Credit: Olivia Jaquith / 8News

However, Mike Hatten, a former pilot with a commercial airline, told 8News that nearly all of the major airlines are being impacted by this pilot shortage.

“I know Southwest has been affected. They have cut […] maybe, 120 flights a day to different markets,” he said. “JetBlue has parked some airplanes, cut their schedule.”

During a conference last week, the CEO of American Airlines stated that the company is hiring 2,000 pilots this year.

But Hatten explained that doing so is a training undertaking that can take several years.

“Someone starting today in one of the academies […] will take about four years to five years before they are in the seat at a larger airline,” he said. “They can be ready in about two years to be in the seat at a regional carrier, thus allowing that regional carrier not to suffer as much when that pilot that’s more experienced at the regional leaves and goes to one of the larger airlines.”

Credit: Olivia Jaquith / 8News

Hatten said that he was actually a beneficiary of some of the early retirement incentives that happened industry-wide during the height of the pandemic, and that airlines have since had to completely restart.

“The most senior pilots, obviously, are the ones with the higher salaries,” he said. “I will defend the airlines on that a little bit — all of the airlines — because they didn’t know what was going to happen. This wasn’t an economic slowdown. This was an economic stop for the airlines. Future bookings just absolutely stopped.”

Hadden said airlines were unaware of how quickly the return to travel would happen.

He also noted a staggering statistic: 50% of airline pilots working currently are expected to retire in the next 10 years.

“There are peak years for different airlines,” Hadden said. “For instance, Delta peaks in 2022, their highest number. American peaks in 2023. A year that I think could be a year to watch, a bad year, is 2026. United and Southwest both have peak retirements that year, but they’re also in good shape because they’ve both been proactive at bringing pilots through the training pipeline.”

Hadden said he is hopeful that there will be significant recovery in the industry by the end of 2023 or the middle of 2024.

But in the meantime, manufacturers, the Federal Aviation Administration (FAA) and airlines are studying the option of having one pilot in the cockpit, instead of two.

“Pilots don’t want it, obviously.
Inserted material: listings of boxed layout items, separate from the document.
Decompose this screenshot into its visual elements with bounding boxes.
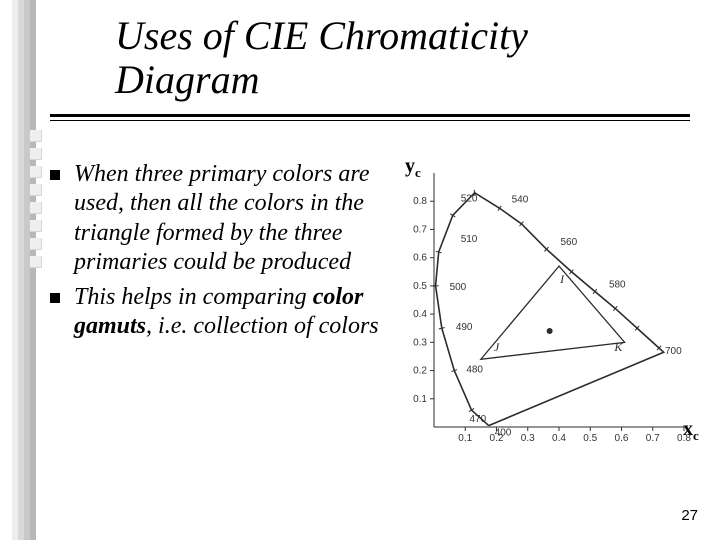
svg-text:0.1: 0.1 (413, 394, 427, 405)
svg-text:0.3: 0.3 (521, 433, 535, 444)
svg-text:540: 540 (512, 194, 529, 205)
svg-text:I: I (559, 272, 565, 286)
bullet-list: When three primary colors are used, then… (50, 160, 390, 348)
svg-text:580: 580 (609, 280, 626, 291)
svg-text:0.4: 0.4 (552, 433, 566, 444)
bullet-text-post: , i.e. collection of colors (146, 313, 379, 339)
title-underline-thin (50, 120, 690, 121)
svg-text:0.8: 0.8 (413, 196, 427, 207)
svg-text:400: 400 (495, 428, 512, 439)
svg-text:0.5: 0.5 (583, 433, 597, 444)
svg-text:K: K (613, 340, 623, 354)
svg-text:510: 510 (461, 234, 478, 245)
bullet-text: When three primary colors are used, then… (74, 160, 390, 277)
left-decor-bar (0, 0, 30, 540)
bullet-square-icon (50, 293, 60, 303)
page-number: 27 (681, 507, 698, 524)
slide: Uses of CIE Chromaticity Diagram When th… (0, 0, 720, 540)
svg-text:J: J (494, 340, 500, 354)
svg-text:470: 470 (470, 414, 487, 425)
left-notches (30, 130, 38, 274)
bullet-item: This helps in comparing color gamuts, i.… (50, 283, 390, 342)
svg-text:0.6: 0.6 (413, 253, 427, 264)
chromaticity-diagram: 0.10.20.30.40.50.60.70.80.10.20.30.40.50… (400, 155, 700, 455)
svg-text:0.5: 0.5 (413, 281, 427, 292)
title-underline-thick (50, 114, 690, 117)
svg-text:500: 500 (450, 282, 467, 293)
bullet-item: When three primary colors are used, then… (50, 160, 390, 277)
svg-text:560: 560 (561, 237, 578, 248)
bullet-square-icon (50, 170, 60, 180)
svg-text:0.4: 0.4 (413, 309, 427, 320)
svg-text:0.7: 0.7 (646, 433, 660, 444)
svg-text:520: 520 (461, 193, 478, 204)
svg-text:0.2: 0.2 (413, 366, 427, 377)
slide-title: Uses of CIE Chromaticity Diagram (115, 14, 675, 102)
svg-text:0.6: 0.6 (615, 433, 629, 444)
svg-text:0.1: 0.1 (458, 433, 472, 444)
svg-text:700: 700 (665, 346, 682, 357)
svg-text:480: 480 (466, 365, 483, 376)
svg-text:490: 490 (456, 322, 473, 333)
title-wrap: Uses of CIE Chromaticity Diagram (115, 14, 675, 102)
svg-text:0.8: 0.8 (677, 433, 691, 444)
bullet-text: This helps in comparing color gamuts, i.… (74, 283, 390, 342)
bullet-text-pre: This helps in comparing (74, 284, 313, 310)
svg-text:0.7: 0.7 (413, 224, 427, 235)
svg-text:0.3: 0.3 (413, 337, 427, 348)
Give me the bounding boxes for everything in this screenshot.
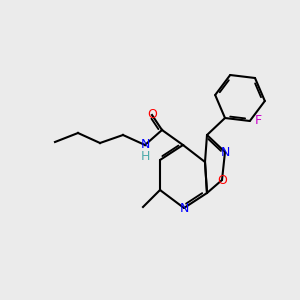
Text: N: N — [220, 146, 230, 158]
Text: O: O — [147, 109, 157, 122]
Text: N: N — [140, 139, 150, 152]
Text: F: F — [255, 115, 262, 128]
Text: O: O — [217, 173, 227, 187]
Text: N: N — [179, 202, 189, 214]
Text: H: H — [140, 151, 150, 164]
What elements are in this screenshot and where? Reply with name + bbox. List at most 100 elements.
The unions don’t want it,” Hadden said. “My personal opinion is it’s going to happen, but it’s not going to happen until it’s safe, and we’re nowhere close to it being safe yet. Automation and technology have to increase incredible levels.”

Neeleman said that consideration of one pilot is a technological possibility, but something that is likely a ways away.

“This industry has belt and suspenders always, and so having the technology to let planes fly themselves, but also having not just one, but two pilots in the cockpit,” he said. “But you may see the day one day where you have someone on the ground and someone in the plane, and they’re both monitoring the flight.”